The first stage of the Grenfell Tower public inquiry, which begins today, will provide information about its intended time-frame and structure.
There will be no evidence heard during the procedural hearing at Holborn Bars in central London but many of the bereaved families and survivors of the fire are hoping they will hear more about the role they will play when the inquiry gets going early next year.
For those people affected by the Grenfell fire and living in the community, the initial hearings are highly anticipated and significant.
Karim Mussilhy, who lost his uncle in the blaze, says it marks a big step forward.
"This is now the beginning of a long journey for justice and will obviously run alongside the criminal investigation," he said.
"We want to see how the hearings will be controlled and conducted, how much involvement we will have, what will the judge, Sir Martin Moore-Bick, be like and his assessors. There are a lot of expectations."
For Karim the most important aspect, however, is to see if the bereaved families will be listened to.
With the support of other families, he has set up a petition calling on the Prime Minister Theresa May to appoint an independent panel to sit alongside the judge and be able to observe the decisions he makes.
So far the petition has attracted more than 15,000 signatures, including singer Adele and actor Noel Clarke, but Karim says he is yet to have even an acknowledgement from Downing Street.
"There feels like there's a major detachment between the Government and those running the public inquiry and us, so we feel an independent panel is very important to make us feel we have some participation and confidence that our concerns will be listened to."
When Sky News pressed the Government for comment, a Government spokesperson said: "The Prime Minister has given a commitment to consider the inquiry panel after the chair determined what further expertise he required and this process is ongoing.

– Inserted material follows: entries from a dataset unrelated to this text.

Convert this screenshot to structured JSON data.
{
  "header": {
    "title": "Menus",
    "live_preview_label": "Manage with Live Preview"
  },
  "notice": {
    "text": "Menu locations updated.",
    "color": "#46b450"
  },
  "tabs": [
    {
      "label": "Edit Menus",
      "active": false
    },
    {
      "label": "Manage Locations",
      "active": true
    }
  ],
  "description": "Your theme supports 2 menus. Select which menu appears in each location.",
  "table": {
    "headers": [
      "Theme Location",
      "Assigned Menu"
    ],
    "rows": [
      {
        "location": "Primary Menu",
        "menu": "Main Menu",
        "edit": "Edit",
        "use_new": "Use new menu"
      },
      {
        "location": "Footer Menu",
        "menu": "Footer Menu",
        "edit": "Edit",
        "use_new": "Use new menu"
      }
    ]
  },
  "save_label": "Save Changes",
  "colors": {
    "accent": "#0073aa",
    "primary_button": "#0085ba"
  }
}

"We would like to assure all those affected by the tragedy that legal representatives of core participants will receive all relevant evidence, be able to offer opening and closing statements at hearings and will be able to suggest lines of questioning for witnesses."
Nicolette Del Gallo, a local volunteer who helps support survivors, says she is worried about the legal support some families have received.

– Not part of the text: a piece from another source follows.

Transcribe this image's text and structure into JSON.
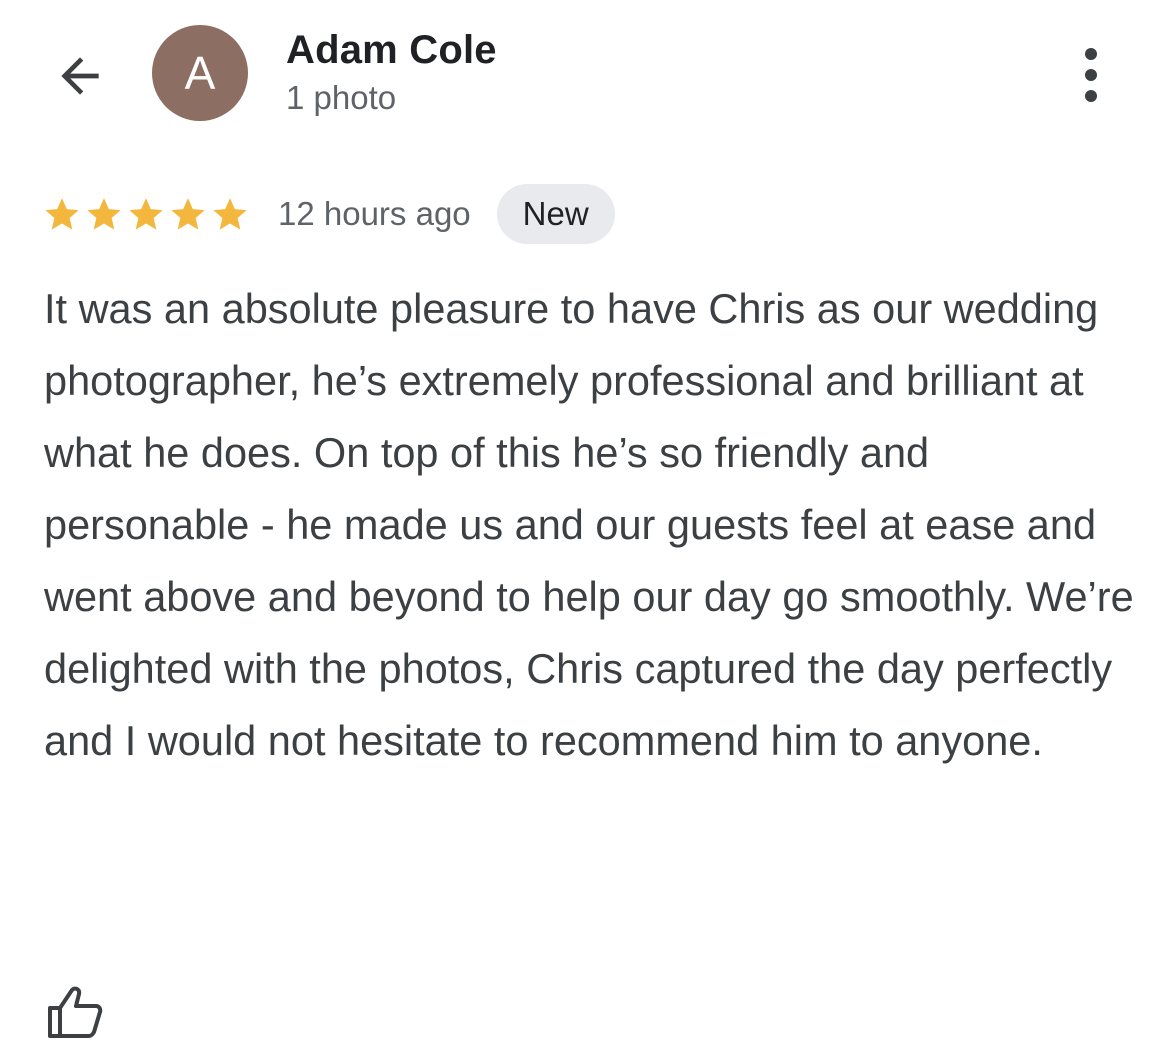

She said: "I'm increasingly concerned at the number of families who don't have adequate and specialised legal representation, who haven't received interim payments that would be enough to put them into private rental now.
"There is a grave need for housing. I'm appalled that the inquiry documents have so many criteria as to what is acceptable for people to ask questions about.
"The support system has failed from day one and it is continuing to do so in various areas. The community needs to be listened to directly."